From no point in the continuum of chambers and halls could you see the sunlight. Several hotels were connected by interior passageways and bridges that drew a pattern just above the city but unrelated to it. The public elevators smelled of lotion. It was a warren of moments. Its geography as a whole was baffling and you could only visualize it in the constellation of these moments. Paths that felt straight teased you by veering unquantifiably. You learned how to get from one to another strategically coordinating a suite of paths between them. You were conspicuous in your familiarity, but after the wandering allowed you to sequence the experiences it let them feel as though they were happening to you, lost in habit, but never in geographic confidence. You drew a map and located all of the places you could be, weaving a net of connections tracing routes from one to another, relationships suspicious already by the trickery of the passages, but floating groundless and slung over bold solid marks illustrating the churning openness of the lobbies. The imperceptible deviations in transit were lost in the drawing and you found spots in your world separated by only short distances, although you knew of no way to get from one to the other without retreating to a far earlier landmark. The empty stretches of the map, although certainly a continuation of the constructed terrain, and possibly populated, had no geographic presence to you; you didn’t know how to reach them at all. You stayed in the network of rooms and threads like the hands of a clock, never occupying positions but always still in relation to the pulses of people. They drew you through the passing days.
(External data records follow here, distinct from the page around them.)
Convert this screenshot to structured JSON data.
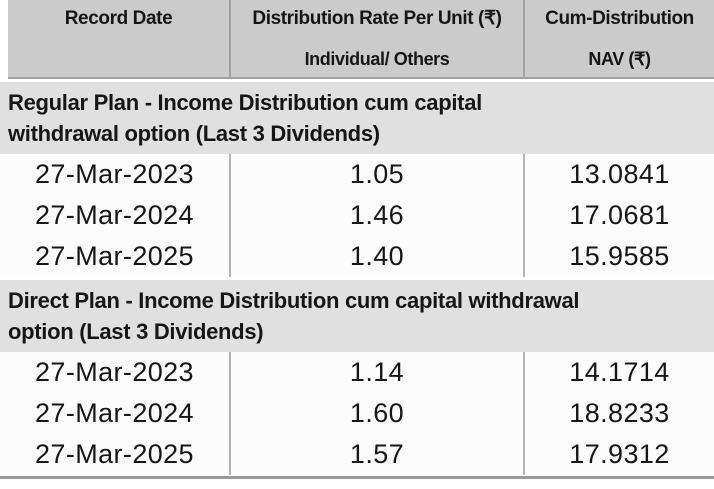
{
  "table": {
    "header": {
      "col1": "Record Date",
      "col2_line1": "Distribution Rate Per Unit (₹)",
      "col2_line2": "Individual/ Others",
      "col3_line1": "Cum-Distribution",
      "col3_line2": "NAV (₹)"
    },
    "sections": [
      {
        "title": "Regular Plan - Income Distribution cum capital withdrawal option (Last 3 Dividends)",
        "rows": [
          {
            "record_date": "27-Mar-2023",
            "rate_per_unit": "1.05",
            "cum_distribution_nav": "13.0841"
          },
          {
            "record_date": "27-Mar-2024",
            "rate_per_unit": "1.46",
            "cum_distribution_nav": "17.0681"
          },
          {
            "record_date": "27-Mar-2025",
            "rate_per_unit": "1.40",
            "cum_distribution_nav": "15.9585"
          }
        ]
      },
      {
        "title": "Direct Plan - Income Distribution cum capital withdrawal option (Last 3 Dividends)",
        "rows": [
          {
            "record_date": "27-Mar-2023",
            "rate_per_unit": "1.14",
            "cum_distribution_nav": "14.1714"
          },
          {
            "record_date": "27-Mar-2024",
            "rate_per_unit": "1.60",
            "cum_distribution_nav": "18.8233"
          },
          {
            "record_date": "27-Mar-2025",
            "rate_per_unit": "1.57",
            "cum_distribution_nav": "17.9312"
          }
        ]
      }
    ],
    "colors": {
      "header_bg": "#cbcbcb",
      "section_bg": "#e0e0e0",
      "row_bg": "#fcfcfc",
      "divider": "#b5b5b5",
      "divider_strong": "#a2a2a2",
      "bottom_border": "#9a9a9a",
      "text": "#161616"
    }
  }
}
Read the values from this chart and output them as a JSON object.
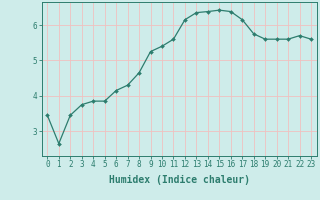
{
  "x": [
    0,
    1,
    2,
    3,
    4,
    5,
    6,
    7,
    8,
    9,
    10,
    11,
    12,
    13,
    14,
    15,
    16,
    17,
    18,
    19,
    20,
    21,
    22,
    23
  ],
  "y": [
    3.45,
    2.65,
    3.45,
    3.75,
    3.85,
    3.85,
    4.15,
    4.3,
    4.65,
    5.25,
    5.4,
    5.6,
    6.15,
    6.35,
    6.38,
    6.42,
    6.38,
    6.15,
    5.75,
    5.6,
    5.6,
    5.6,
    5.7,
    5.6
  ],
  "line_color": "#2d7d6e",
  "marker": "D",
  "marker_size": 2.0,
  "bg_color": "#ceecea",
  "grid_color": "#f0c0c0",
  "xlabel": "Humidex (Indice chaleur)",
  "xlabel_fontsize": 7,
  "tick_fontsize": 5.5,
  "yticks": [
    3,
    4,
    5,
    6
  ],
  "ylim": [
    2.3,
    6.65
  ],
  "xlim": [
    -0.5,
    23.5
  ],
  "xticks": [
    0,
    1,
    2,
    3,
    4,
    5,
    6,
    7,
    8,
    9,
    10,
    11,
    12,
    13,
    14,
    15,
    16,
    17,
    18,
    19,
    20,
    21,
    22,
    23
  ]
}
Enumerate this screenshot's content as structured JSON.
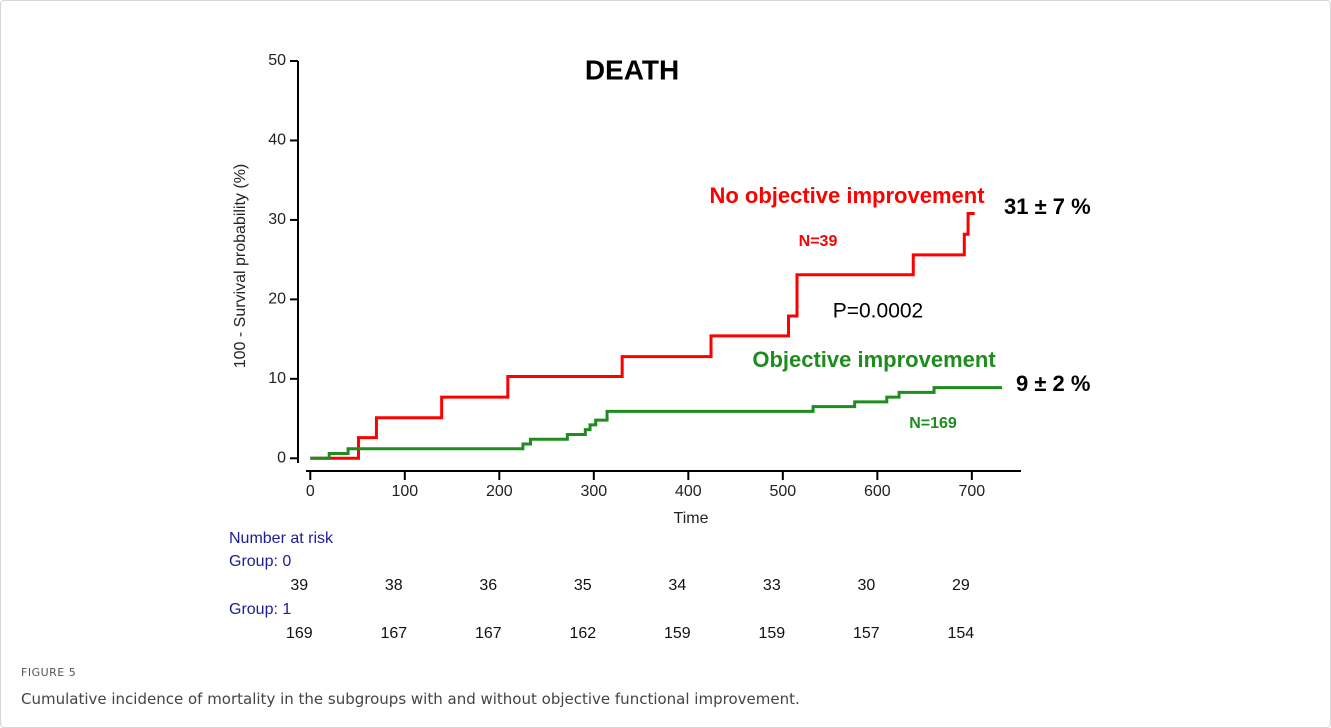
{
  "chart_data": {
    "type": "step",
    "title": "DEATH",
    "y_label": "100 - Survival probability (%)",
    "x_label": "Time",
    "xlim": [
      -13,
      752
    ],
    "ylim": [
      -1.6,
      50
    ],
    "xticks": [
      0,
      100,
      200,
      300,
      400,
      500,
      600,
      700
    ],
    "yticks": [
      0,
      10,
      20,
      30,
      40,
      50
    ],
    "series": [
      {
        "name": "No objective improvement",
        "color": "#ff0000",
        "x": [
          0,
          51,
          70,
          139,
          209,
          330,
          424,
          506,
          515,
          638,
          692,
          696,
          703
        ],
        "values": [
          0,
          2.6,
          5.1,
          7.7,
          10.3,
          12.8,
          15.4,
          17.9,
          23.1,
          25.6,
          28.2,
          30.8,
          30.8
        ]
      },
      {
        "name": "Objective improvement",
        "color": "#1e8c1e",
        "x": [
          0,
          20,
          40,
          225,
          233,
          272,
          291,
          296,
          302,
          314,
          532,
          576,
          610,
          623,
          660,
          732
        ],
        "values": [
          0,
          0.6,
          1.2,
          1.8,
          2.4,
          3.0,
          3.6,
          4.2,
          4.8,
          5.9,
          6.5,
          7.1,
          7.7,
          8.3,
          8.9,
          8.9
        ]
      }
    ],
    "annotations": [
      "N=39",
      "31 ± 7 %",
      "P=0.0002",
      "9 ± 2 %",
      "N=169"
    ],
    "risk_table": {
      "title": "Number at risk",
      "groups": [
        {
          "name": "Group: 0",
          "values": [
            "39",
            "38",
            "36",
            "35",
            "34",
            "33",
            "30",
            "29"
          ]
        },
        {
          "name": "Group: 1",
          "values": [
            "169",
            "167",
            "167",
            "162",
            "159",
            "159",
            "157",
            "154"
          ]
        }
      ]
    }
  },
  "figure": {
    "label": "FIGURE 5",
    "caption": "Cumulative incidence of mortality in the subgroups with and without objective functional improvement."
  }
}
You followed the faces that wandered from their groups through the bowels of the buildings until your double-backs brought you face to face with them too many times or until you came to a spot or moment in which you knew they would be but weren’t. You felt the loss of familiar faces materially, but only within, and when the face that had shown through to you was gone its void was clogged with others that you supposed might be feeling that same loss, as though it was the air you both breathed, and you couldn’t understand how they were living as you thought you might have lived had you been able to find your way out of the interior a sickness.